The Australians were led with verve by violinist Richard Tognetti. They stood as they played, except for the cellos and harpsichordist Neal Peres da Costa, whose back graced the audience to better blend the metallic chime of plucked string with the sonority of bowed.
The concert opened with Joseph Haydn’s Symphony No. 44 in E Minor, a departure from classicism that laid the groundwork for the rise of romanticism. Composed long before these labels, it was simply revolutionary music that drew on the blend of baroque power and classical proportion Haydn was famous for and re-cast these in the minor with a freedom and impetuosity later termed Sturm und Drang.
In the Allegro he pairs the sweetness of high violins with French horn for a delicate melancholy. Then a gentle minuet, slower than usual, cleansed our palette before the moving Adagio, which he asked to be played for his funeral. The slow intensity left us holding our breath. Each instrument contributed to keeping the sound spare, with lean numbers, near-telepathy and attention to the arch of the line.
Rough-scrubbed strings and relentless 16ths gave the Finale a fullness belied by the small ensemble.
Moving 240 years forward, the musicians performed the U.S. premiere of Roger Smalley’s Footwork. They brought the precision of Haydn’s day to the visceral dance-steps of Argentina in a piece that pays homage to tango. The high tessitura, abrupt up-bows, and Milonga cross-rhythms bring Piazzolla to mind, though Smalley’s gentler textures are less extreme, shifting macho prowess to sensuality.
Andreas Scholl took the stage to sing six arias from operas by Georg Friederich Händel. Long a mainstay at the Metropolitan Opera, Scholl was surprisingly subdued. Like Sherlock Holmes’ “curious incident of the dog in the night-time,” Scholl was more soto than voce, a mystery to those who have heard him fill mighty halls with warmth and emotion.

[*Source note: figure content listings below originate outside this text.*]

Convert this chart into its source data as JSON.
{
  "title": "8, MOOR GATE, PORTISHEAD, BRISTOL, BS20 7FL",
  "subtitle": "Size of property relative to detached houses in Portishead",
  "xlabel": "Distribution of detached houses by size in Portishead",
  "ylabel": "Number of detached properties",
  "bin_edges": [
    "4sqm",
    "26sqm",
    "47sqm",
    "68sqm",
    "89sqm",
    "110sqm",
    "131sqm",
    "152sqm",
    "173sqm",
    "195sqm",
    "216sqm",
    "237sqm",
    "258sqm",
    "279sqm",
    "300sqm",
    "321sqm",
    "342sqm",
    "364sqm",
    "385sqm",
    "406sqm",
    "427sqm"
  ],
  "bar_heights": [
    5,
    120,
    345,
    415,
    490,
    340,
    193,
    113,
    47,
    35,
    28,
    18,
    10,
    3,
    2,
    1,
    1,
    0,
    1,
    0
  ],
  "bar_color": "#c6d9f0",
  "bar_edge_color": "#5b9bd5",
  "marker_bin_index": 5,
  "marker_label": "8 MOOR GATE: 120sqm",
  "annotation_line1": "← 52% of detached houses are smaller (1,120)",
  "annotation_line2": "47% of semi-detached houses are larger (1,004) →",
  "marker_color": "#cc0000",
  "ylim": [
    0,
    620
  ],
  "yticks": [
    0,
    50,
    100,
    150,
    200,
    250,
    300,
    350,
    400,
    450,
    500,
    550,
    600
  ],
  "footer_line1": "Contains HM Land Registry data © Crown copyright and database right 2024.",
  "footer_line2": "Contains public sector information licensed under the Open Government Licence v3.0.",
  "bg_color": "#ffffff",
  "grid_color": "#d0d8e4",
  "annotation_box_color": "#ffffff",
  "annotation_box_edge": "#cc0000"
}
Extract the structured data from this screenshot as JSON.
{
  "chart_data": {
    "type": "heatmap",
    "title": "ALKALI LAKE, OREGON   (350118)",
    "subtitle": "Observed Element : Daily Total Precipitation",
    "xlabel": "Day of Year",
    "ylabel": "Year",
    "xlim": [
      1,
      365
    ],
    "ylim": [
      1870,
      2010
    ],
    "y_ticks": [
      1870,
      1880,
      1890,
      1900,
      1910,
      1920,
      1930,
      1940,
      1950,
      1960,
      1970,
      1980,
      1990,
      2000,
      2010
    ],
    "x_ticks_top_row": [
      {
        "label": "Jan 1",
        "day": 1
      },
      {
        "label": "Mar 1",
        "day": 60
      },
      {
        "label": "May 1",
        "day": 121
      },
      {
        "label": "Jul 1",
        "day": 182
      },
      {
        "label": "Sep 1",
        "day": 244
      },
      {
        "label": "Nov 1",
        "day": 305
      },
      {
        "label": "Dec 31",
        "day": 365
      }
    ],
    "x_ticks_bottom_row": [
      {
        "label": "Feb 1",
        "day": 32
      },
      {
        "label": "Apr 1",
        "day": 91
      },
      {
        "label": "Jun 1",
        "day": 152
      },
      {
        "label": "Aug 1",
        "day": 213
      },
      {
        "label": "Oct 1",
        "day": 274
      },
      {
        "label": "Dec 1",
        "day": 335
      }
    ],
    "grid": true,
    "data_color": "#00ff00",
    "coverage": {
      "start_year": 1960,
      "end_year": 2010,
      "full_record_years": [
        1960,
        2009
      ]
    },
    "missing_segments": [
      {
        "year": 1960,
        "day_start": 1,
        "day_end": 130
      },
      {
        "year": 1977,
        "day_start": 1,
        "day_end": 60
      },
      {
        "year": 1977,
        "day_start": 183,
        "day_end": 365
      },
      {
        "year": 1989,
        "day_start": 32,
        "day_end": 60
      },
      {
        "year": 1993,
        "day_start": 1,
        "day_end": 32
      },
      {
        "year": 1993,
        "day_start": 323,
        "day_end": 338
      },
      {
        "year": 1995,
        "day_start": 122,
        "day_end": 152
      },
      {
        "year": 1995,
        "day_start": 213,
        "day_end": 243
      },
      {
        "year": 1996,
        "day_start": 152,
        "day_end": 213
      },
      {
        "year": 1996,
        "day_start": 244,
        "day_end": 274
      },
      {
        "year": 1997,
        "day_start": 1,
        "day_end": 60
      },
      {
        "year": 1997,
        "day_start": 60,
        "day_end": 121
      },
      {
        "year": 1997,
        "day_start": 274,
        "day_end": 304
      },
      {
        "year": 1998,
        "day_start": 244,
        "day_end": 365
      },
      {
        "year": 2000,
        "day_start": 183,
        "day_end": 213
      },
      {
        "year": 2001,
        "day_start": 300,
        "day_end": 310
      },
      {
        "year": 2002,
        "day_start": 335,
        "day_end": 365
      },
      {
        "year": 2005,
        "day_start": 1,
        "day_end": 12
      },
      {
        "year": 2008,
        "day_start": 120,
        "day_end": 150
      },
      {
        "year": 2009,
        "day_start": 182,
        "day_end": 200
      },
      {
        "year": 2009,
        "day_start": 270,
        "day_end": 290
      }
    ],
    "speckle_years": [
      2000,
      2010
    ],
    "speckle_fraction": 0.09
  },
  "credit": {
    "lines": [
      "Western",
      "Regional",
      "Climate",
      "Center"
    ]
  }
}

I later played CD selections of Scholl to remind myself that he is one of the greatest countertenors of our generation, with huge plaudits justly earned.
Even in this understated performance one could hear breath control a pearl diver would envy. “Dove sei, amato bene?” from Rodelinda was slow and sumptuous, with̀ a gorgeous long-held note at the end. And in “Oh Lord, Whose Mercies Numberless,” from the opera Saul, Scholl’s slow arpeggios were so dead-on pitch and effortless that they floated us into a dreamier realm. Without adornment or vibrato, longer notes hung exquisitely bare in the air.
The Chamber Orchestra accompaniment was heartfelt, and in “Aure, deh, per pietà,” from Giulio Cesare, limpid violin notes seemed drawn from wine-soaked wood.
They closed the concert with Pavel Haas’ 1925 work From the Monkey Mountains Suite, a dense piece with great viola writing. Passages from Rhapsody in Blue emerged between darker strains influenced by his teacher, Leos̆ Janáček.